On the basis of just their debut album, The Temperance Movement has gone from strength to strength. In the past couple of years, they’ve gone from playing Oran Mor to a sold out ABC in Glasgow, via Edinburgh’s Liquid Rooms and Glasgow’s Queen Margaret Union.
From the start, I knew we were in for a good show tonight after the QMU performance. I expected the place to fill fast but as I line up at quarter to seven, there wasn’t much of a queue. Five minutes passed and that wasn’t the case, nice timing. After a quick run to the merch booth to pick up a rare live album the band were selling at gigs only, I took my place with a friend at the barrier and settled in for a good night.

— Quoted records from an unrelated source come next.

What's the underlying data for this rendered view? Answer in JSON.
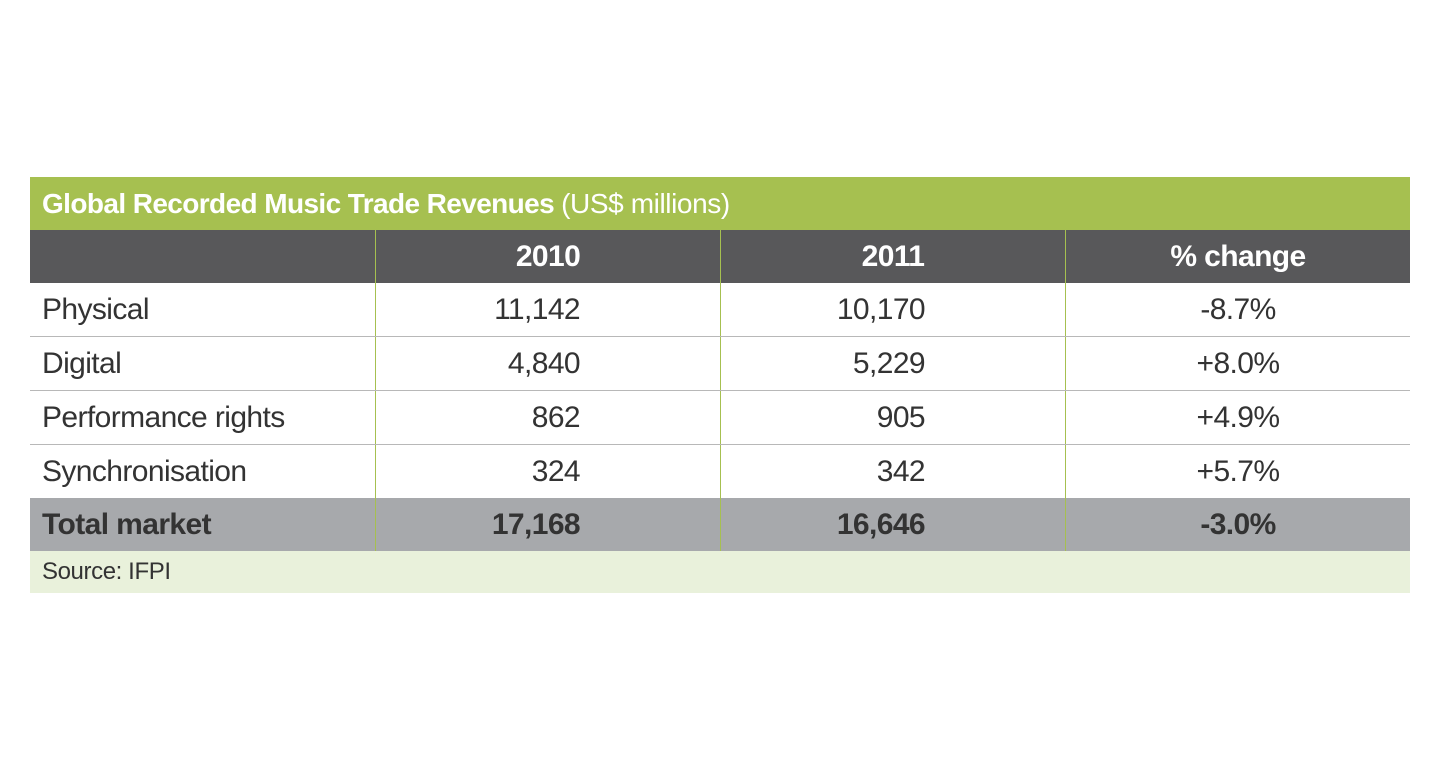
{
  "chart_data": {
    "type": "table",
    "title": "Global Recorded Music Trade Revenues",
    "subtitle": "(US$ millions)",
    "columns": [
      "",
      "2010",
      "2011",
      "% change"
    ],
    "rows": [
      {
        "label": "Physical",
        "values": [
          "11,142",
          "10,170",
          "-8.7%"
        ]
      },
      {
        "label": "Digital",
        "values": [
          "4,840",
          "5,229",
          "+8.0%"
        ]
      },
      {
        "label": "Performance rights",
        "values": [
          "862",
          "905",
          "+4.9%"
        ]
      },
      {
        "label": "Synchronisation",
        "values": [
          "324",
          "342",
          "+5.7%"
        ]
      }
    ],
    "total": {
      "label": "Total market",
      "values": [
        "17,168",
        "16,646",
        "-3.0%"
      ]
    },
    "source": "Source: IFPI"
  },
  "colors": {
    "title_bar": "#a6c050",
    "header_row": "#58585a",
    "total_row": "#a7a9ac",
    "source_row": "#e9f1db"
  }
}
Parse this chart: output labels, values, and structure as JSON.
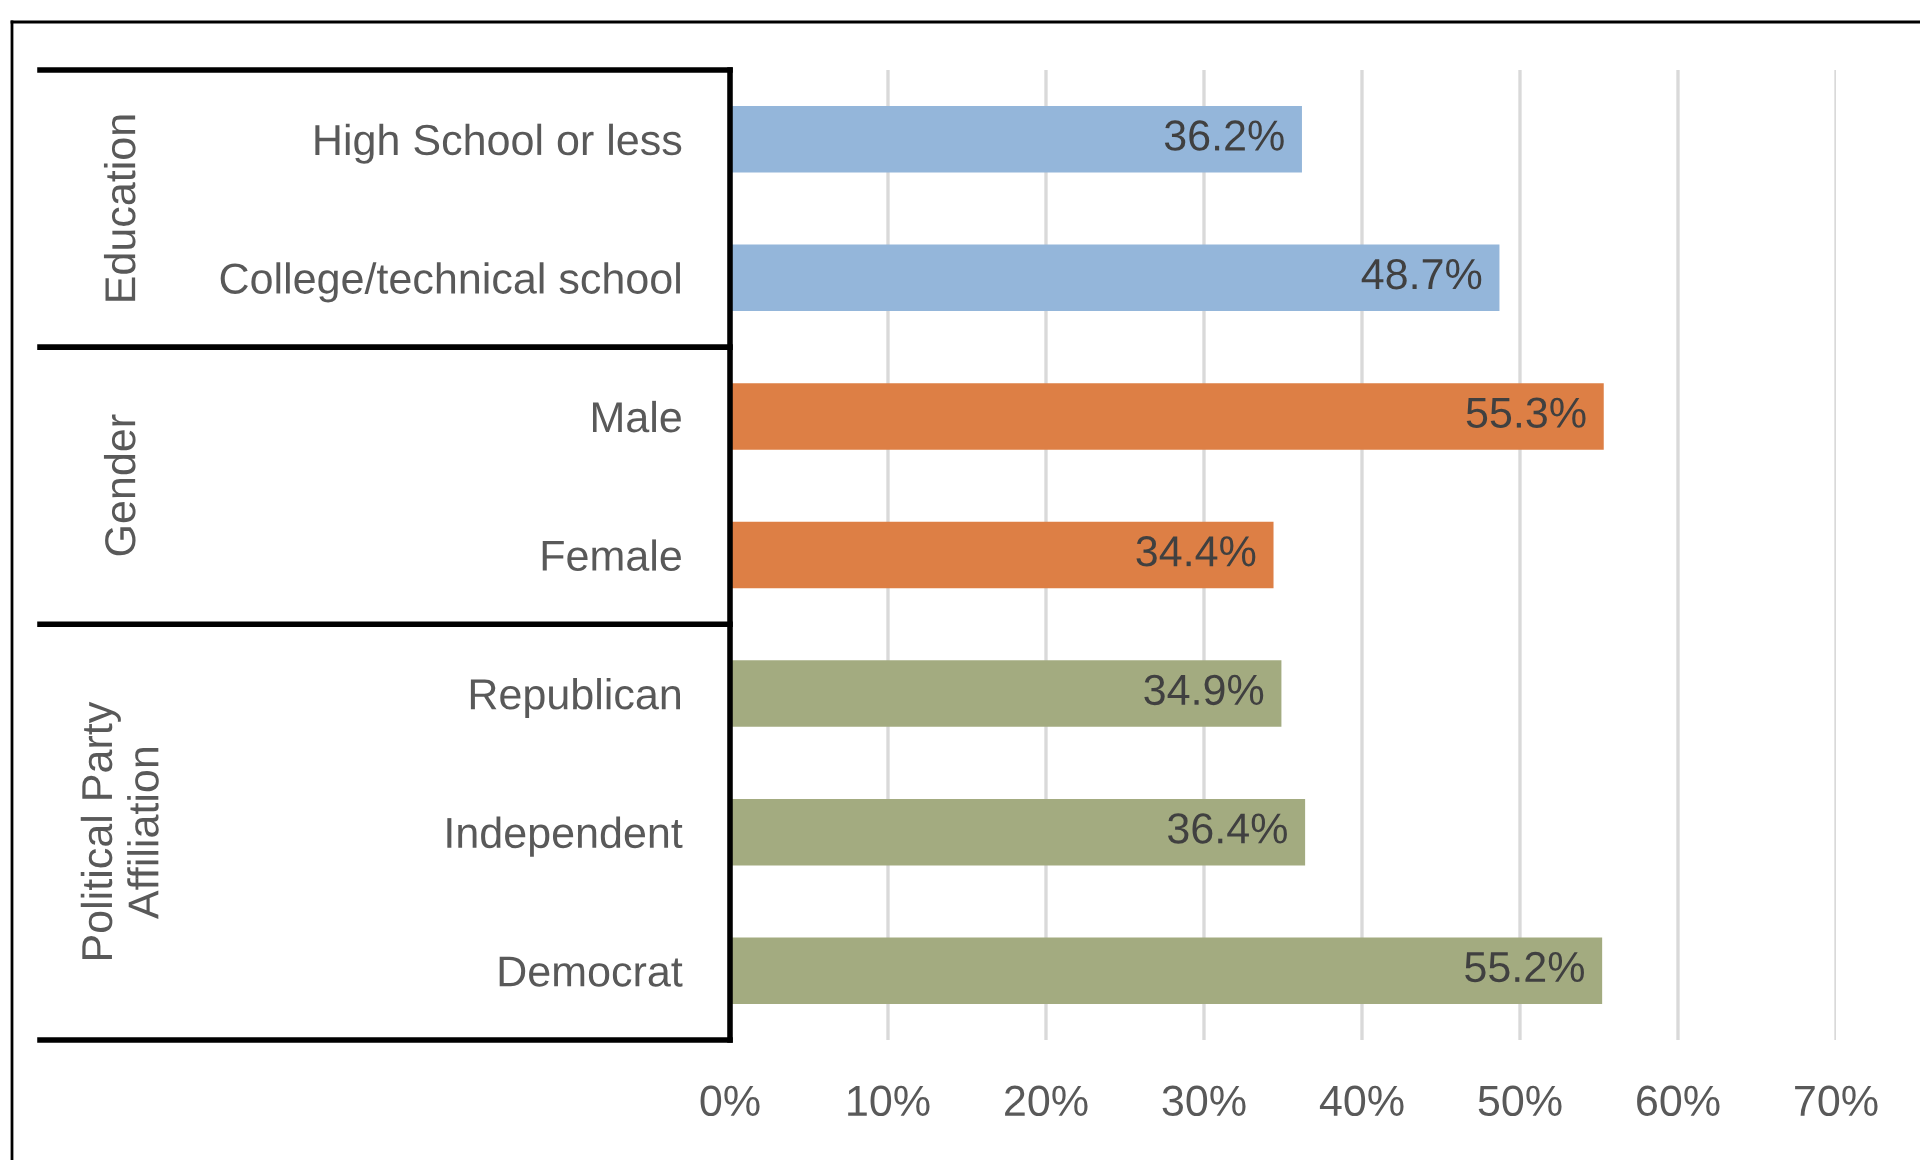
{
  "chart_data": {
    "type": "bar",
    "orientation": "horizontal",
    "categories": [
      "High School or less",
      "College/technical school",
      "Male",
      "Female",
      "Republican",
      "Independent",
      "Democrat"
    ],
    "values": [
      36.2,
      48.7,
      55.3,
      34.4,
      34.9,
      36.4,
      55.2
    ],
    "colors": [
      "#94b6da",
      "#94b6da",
      "#dd7f45",
      "#dd7f45",
      "#a3ab80",
      "#a3ab80",
      "#a3ab80"
    ],
    "value_labels": [
      "36.2%",
      "48.7%",
      "55.3%",
      "34.4%",
      "34.9%",
      "36.4%",
      "55.2%"
    ],
    "annotations": [
      "Education",
      "Gender",
      "Political Party\nAffiliation"
    ],
    "xlim": [
      0,
      70
    ],
    "xticks": [
      {
        "value": 0,
        "label": "0%"
      },
      {
        "value": 10,
        "label": "10%"
      },
      {
        "value": 20,
        "label": "20%"
      },
      {
        "value": 30,
        "label": "30%"
      },
      {
        "value": 40,
        "label": "40%"
      },
      {
        "value": 50,
        "label": "50%"
      },
      {
        "value": 60,
        "label": "60%"
      },
      {
        "value": 70,
        "label": "70%"
      }
    ],
    "grid": "x"
  }
}
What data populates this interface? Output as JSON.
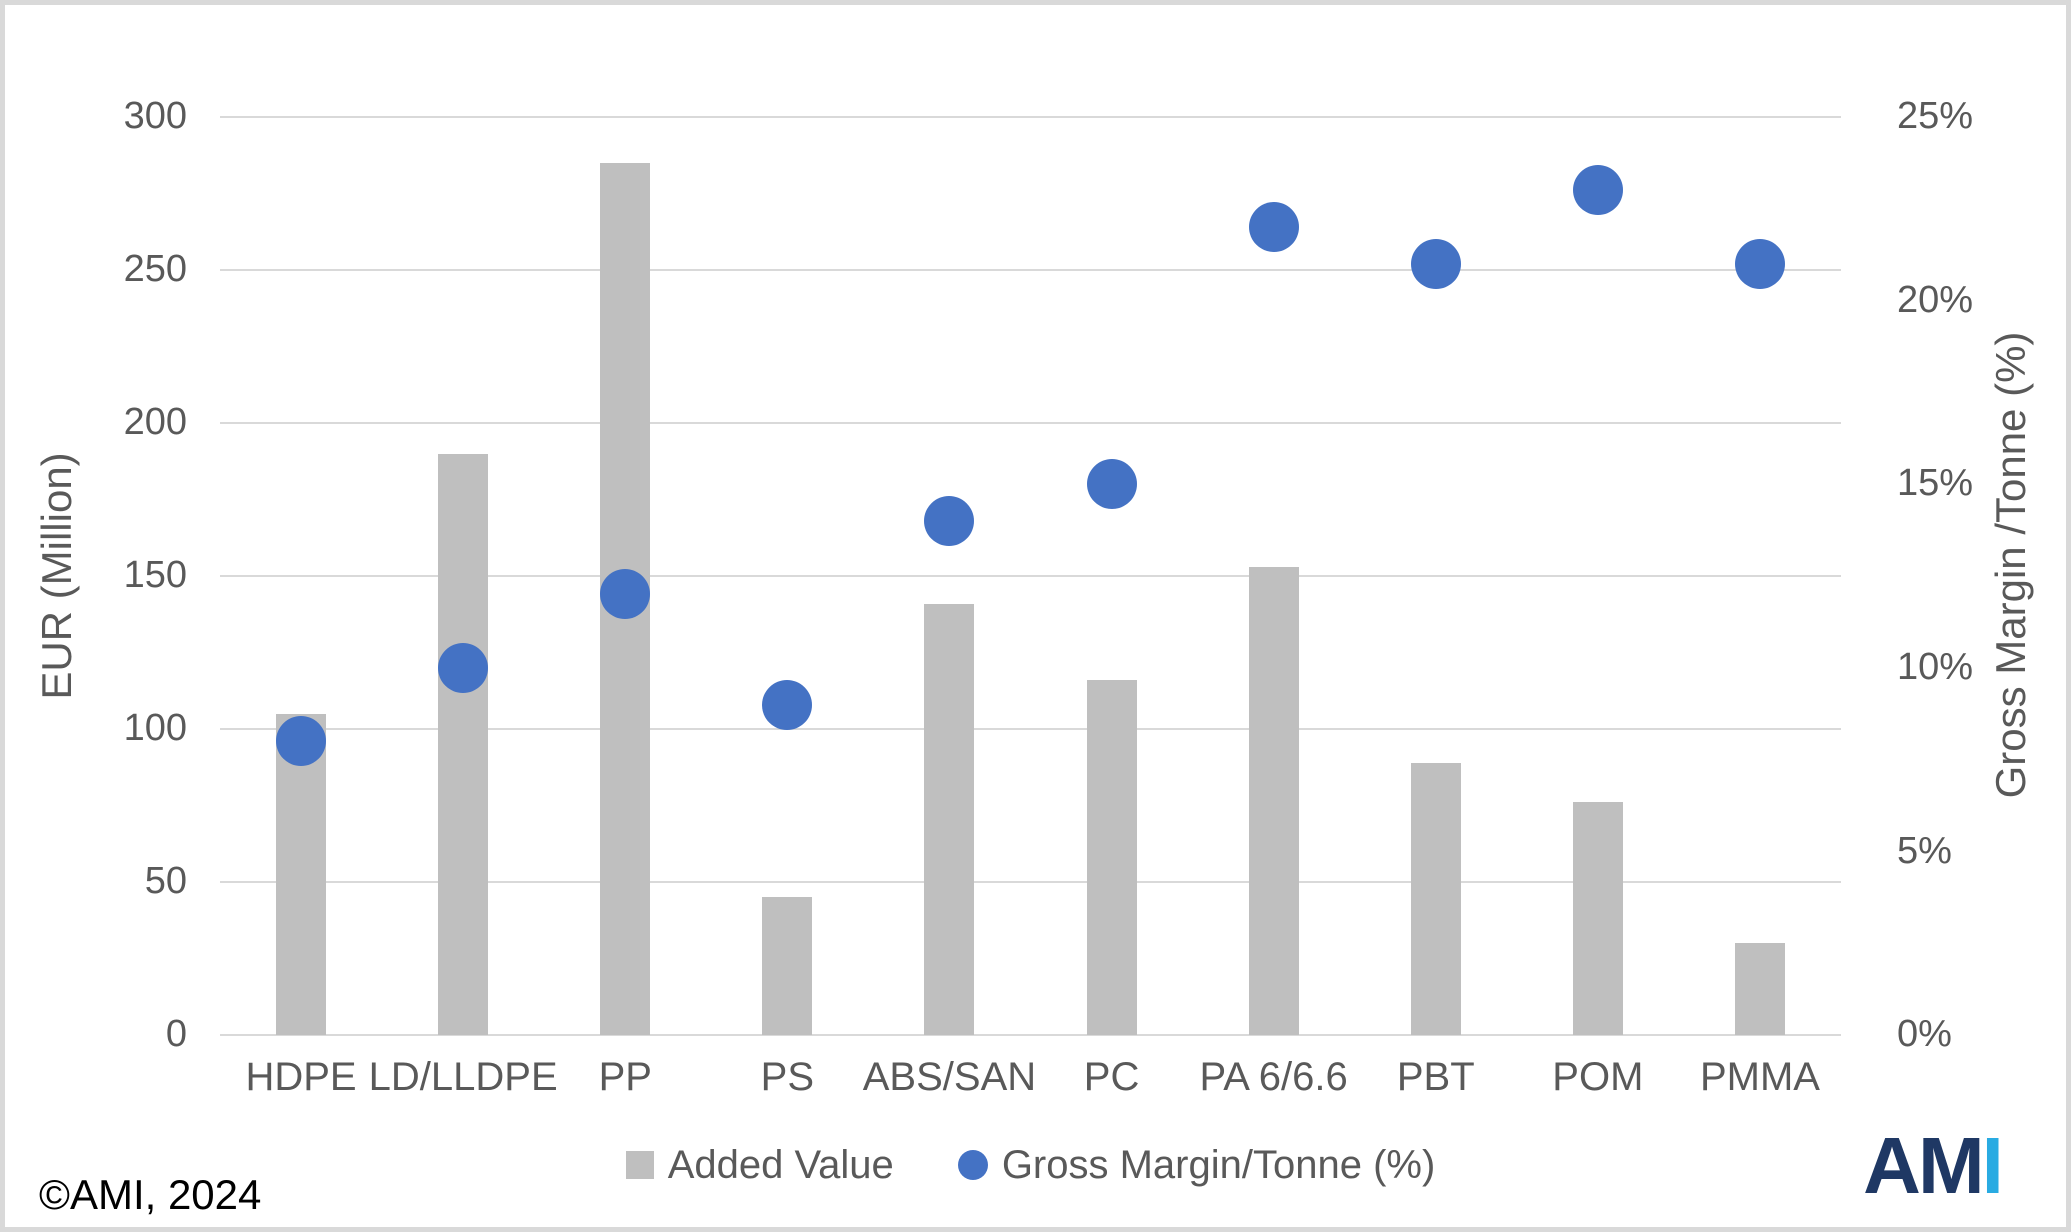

Magic Numbers, a local band were on in front of the main attraction. A short half hour, they didn’t waste much time chatting to the crowd, rattling through their set. Despite their appreciation of a large crowd just after eight which they clearly weren’t expecting, it wasn’t enough to win over the crowd. Every song was met with polite applause. For a band like The Temperance Movement, they weren’t a great fit. It’s not my sort of thing but imagine some nineties indie/Britpop scene and it’ll appeal to you if you’re into that indie/hipster scene. Not me.
Then, it was time. The Temperance Movement took to the stage, the crowd roaring their approval. Launching straight in with a new song, followed by one of their better-known songs “Midnight Black”, it set the scene for the rest of the night. Between playing the majority of their self-titled debut, they threw in a smattering of new songs, likely ear-marked for their new album. They went down well and showed how great a band they really are, comfortably performing them alongside their established songs. Appealing to young and old, their blues-drenched, soulful rock and roll has something for everyone, which may account for their soaring popularity.
Songs like “Ain’t No Telling” and “Take it Back” roused the crowd while others like “Smouldering” and “Pride” dropped the pace. Meanwhile “Chinese Lanterns”, with lead singer Phil Campbell on acoustic guitar, had the crowd taking on the duty of singing the chorus with Phil remarking how good it was to hear. He also took the time to drawl a few other remarks to his home crowd, including the support people have given the band in the last couple of years.
With most of the band remaining in one place, occasionally wander over to the drum riser, it was Phil Campbell who took on the duty of wandering the stage, never staying in one spot for long, writhing and dancing over the stage, at one point shaking a makeshift staff, looking very much like a Native American shaman.
However, the rest of the band did get opportunities to flex their muscles with a bass solo from Nick Fyffe and towards the end of the set, various extended musical pieces from the dual guitars of Paul Sayer and Luke Potashnick.
By the time the band had finished, including their encore, it was clear they had more than delivered what was expected of them. With the prospect of a new album looming, I think the band have gone as far as they can on just one album and they’ll turn their attention to new material before they get out on the road again. Hopefully, we won’t have to wait too long.